As if the big losses on investments in its portfolio and annuities charges weren't enough, customers in Allstate Corp.'s (ALL) core auto insurance business are adding to the trouble, said the company's auto insurance chief Thursday.

"We are seeing customers making changes to engineer their premium down," said George E. Ruebenson, president of Allstate Protection, the company's property insurance unit during the company's fourth-quarter earnings conference call Thursday. "They are dropping collision (coverage), setting lower limits and a higher deductible."

It is the economy that is pushing customers to cut back, and it helped contribute to a 3.9% drop in property-liability insurance premiums written in the fourth quarter for Allstate, to $6.3 billion, from $6.6 billion in the year-ago quarter.

The nation's largest publicly held personal-lines insurer on Wednesday posted a fourth-quarter net loss of $1.13 billion, or $2.11 a share, compared with year-earlier net income of $760 million, or $1.36 a share, on revenue of $6.57 billion. Operating earnings, which exclude investment gains and losses and the annuity costs, fell to 97 cents a share from $1.24. That was below the Thomson Reuters analyst estimate of $1.35 a share on revenue of $8.46 billion.

The Northbrook, Ill., insurer swung to a loss in the fourth quarter on $1.9 billion in capital losses in its investment portfolio and $493 million in annuity-sales costs recorded because of the tumbling stock market.

Shares of Allstate plunged 20% in recent trading to $23.82 on the disappointing earnings news.

The company's launch of a tiered auto insurance concept, where customers can opt for higher levels of coverage for a higher price, has taken something of a beating as the economy turns down, with fewer customers taking the high-level platinum level of coverage, Ruebenson said.

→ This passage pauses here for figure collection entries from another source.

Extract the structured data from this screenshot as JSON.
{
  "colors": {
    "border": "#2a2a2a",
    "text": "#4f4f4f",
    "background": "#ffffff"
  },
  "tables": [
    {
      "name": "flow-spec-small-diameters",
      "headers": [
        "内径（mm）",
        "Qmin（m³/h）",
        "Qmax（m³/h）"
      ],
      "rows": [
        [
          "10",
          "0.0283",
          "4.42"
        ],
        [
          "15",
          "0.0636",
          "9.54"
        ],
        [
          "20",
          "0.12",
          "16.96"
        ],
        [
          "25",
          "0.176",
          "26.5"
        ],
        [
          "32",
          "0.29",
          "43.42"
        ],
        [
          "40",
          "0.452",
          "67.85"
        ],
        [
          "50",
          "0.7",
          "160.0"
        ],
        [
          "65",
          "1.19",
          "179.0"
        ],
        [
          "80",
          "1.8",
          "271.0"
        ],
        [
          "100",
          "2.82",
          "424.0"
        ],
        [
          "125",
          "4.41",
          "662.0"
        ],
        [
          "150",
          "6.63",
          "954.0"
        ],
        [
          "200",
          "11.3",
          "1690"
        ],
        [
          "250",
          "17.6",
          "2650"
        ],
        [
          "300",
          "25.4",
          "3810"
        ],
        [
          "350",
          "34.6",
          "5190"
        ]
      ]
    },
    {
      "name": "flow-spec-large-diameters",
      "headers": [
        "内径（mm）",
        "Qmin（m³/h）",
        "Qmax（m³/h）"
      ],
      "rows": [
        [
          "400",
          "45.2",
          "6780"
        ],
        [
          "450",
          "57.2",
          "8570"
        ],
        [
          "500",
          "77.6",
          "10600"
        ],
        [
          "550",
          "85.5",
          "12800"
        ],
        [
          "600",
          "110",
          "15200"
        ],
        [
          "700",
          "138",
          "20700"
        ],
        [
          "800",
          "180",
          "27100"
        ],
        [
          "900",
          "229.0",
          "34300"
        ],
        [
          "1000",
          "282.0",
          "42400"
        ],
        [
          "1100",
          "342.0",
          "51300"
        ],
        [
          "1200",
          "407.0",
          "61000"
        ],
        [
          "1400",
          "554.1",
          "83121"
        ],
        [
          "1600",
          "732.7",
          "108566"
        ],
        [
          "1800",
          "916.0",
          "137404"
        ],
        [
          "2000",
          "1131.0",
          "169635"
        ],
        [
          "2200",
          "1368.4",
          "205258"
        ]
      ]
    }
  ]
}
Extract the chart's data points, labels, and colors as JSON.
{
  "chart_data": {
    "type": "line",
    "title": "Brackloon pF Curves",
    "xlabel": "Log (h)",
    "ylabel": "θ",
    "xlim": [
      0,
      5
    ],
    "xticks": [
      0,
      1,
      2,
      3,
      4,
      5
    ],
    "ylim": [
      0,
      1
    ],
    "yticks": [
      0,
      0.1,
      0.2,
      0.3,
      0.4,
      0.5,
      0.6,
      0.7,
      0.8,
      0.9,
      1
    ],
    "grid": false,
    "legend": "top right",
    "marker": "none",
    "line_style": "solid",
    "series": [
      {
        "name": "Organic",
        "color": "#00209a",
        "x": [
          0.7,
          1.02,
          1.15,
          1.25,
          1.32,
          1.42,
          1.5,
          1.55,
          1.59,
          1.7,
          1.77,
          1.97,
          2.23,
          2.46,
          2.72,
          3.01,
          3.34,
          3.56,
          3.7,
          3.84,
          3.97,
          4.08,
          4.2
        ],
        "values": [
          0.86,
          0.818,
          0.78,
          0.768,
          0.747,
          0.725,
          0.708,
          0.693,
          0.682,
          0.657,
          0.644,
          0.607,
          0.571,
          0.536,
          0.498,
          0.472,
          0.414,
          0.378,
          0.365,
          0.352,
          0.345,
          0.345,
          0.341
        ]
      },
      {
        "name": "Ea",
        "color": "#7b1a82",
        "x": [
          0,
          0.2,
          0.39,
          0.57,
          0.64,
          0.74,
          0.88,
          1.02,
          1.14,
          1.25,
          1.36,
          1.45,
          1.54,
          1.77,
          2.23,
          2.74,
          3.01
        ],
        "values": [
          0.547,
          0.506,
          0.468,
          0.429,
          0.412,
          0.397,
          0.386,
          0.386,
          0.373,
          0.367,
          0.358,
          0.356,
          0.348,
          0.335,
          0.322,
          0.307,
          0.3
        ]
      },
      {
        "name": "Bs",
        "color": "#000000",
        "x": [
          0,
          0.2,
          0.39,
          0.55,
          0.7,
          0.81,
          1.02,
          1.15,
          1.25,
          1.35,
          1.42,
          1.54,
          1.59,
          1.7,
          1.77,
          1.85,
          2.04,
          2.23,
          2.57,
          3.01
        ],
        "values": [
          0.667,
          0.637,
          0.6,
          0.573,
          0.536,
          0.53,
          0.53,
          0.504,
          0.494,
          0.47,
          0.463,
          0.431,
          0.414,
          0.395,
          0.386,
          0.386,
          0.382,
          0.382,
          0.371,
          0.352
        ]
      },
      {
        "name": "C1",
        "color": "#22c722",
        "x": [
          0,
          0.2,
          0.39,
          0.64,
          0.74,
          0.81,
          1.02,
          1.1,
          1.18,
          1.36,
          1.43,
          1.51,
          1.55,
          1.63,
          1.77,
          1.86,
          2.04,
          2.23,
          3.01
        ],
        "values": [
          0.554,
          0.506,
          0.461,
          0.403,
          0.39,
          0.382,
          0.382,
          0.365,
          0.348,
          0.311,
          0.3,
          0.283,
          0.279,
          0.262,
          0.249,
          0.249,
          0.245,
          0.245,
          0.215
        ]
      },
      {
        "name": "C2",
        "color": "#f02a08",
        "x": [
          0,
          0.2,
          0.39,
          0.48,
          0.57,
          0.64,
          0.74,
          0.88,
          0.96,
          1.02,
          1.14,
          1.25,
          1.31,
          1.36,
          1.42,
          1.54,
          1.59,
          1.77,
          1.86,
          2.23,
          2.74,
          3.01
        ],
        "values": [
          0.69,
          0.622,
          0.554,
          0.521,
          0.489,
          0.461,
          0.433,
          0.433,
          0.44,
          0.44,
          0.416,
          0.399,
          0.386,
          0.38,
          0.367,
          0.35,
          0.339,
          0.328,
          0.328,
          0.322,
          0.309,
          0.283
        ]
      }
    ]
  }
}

On the positive side, Ruebenson said that competitors had cut prices significantly in recent years and are now taking much bigger price increases than Allstate.

Allstate's significant realized and unrealized losses pushed down its book value 25% to $23.51 per share since the end of the third quarter.

Standard and Poor's responded to the earnings announcement by cutting Allstate's financial strength rating by one notch to AA-, but during the earnings conference call, Allstate Chief Executive Thomas Wilson said that the company maintained more than $12 billion in capital and he did not foresee needing to raise more.

While analysts generally agreed that Allstate would not need to raise capital during the first quarter due to its strong capital position, "if the company were to take significant further realized losses on its investment portfolio due to a significant deterioration in the credit markets, the company's capital position will be severely tested, which increases the risk of a capital raise," said Credit Suisse analyst V. Misquith in a Thursday note.

Misquith maintained his outperform rating on the stock Thursday but called Allstate "a high risk high reward stock."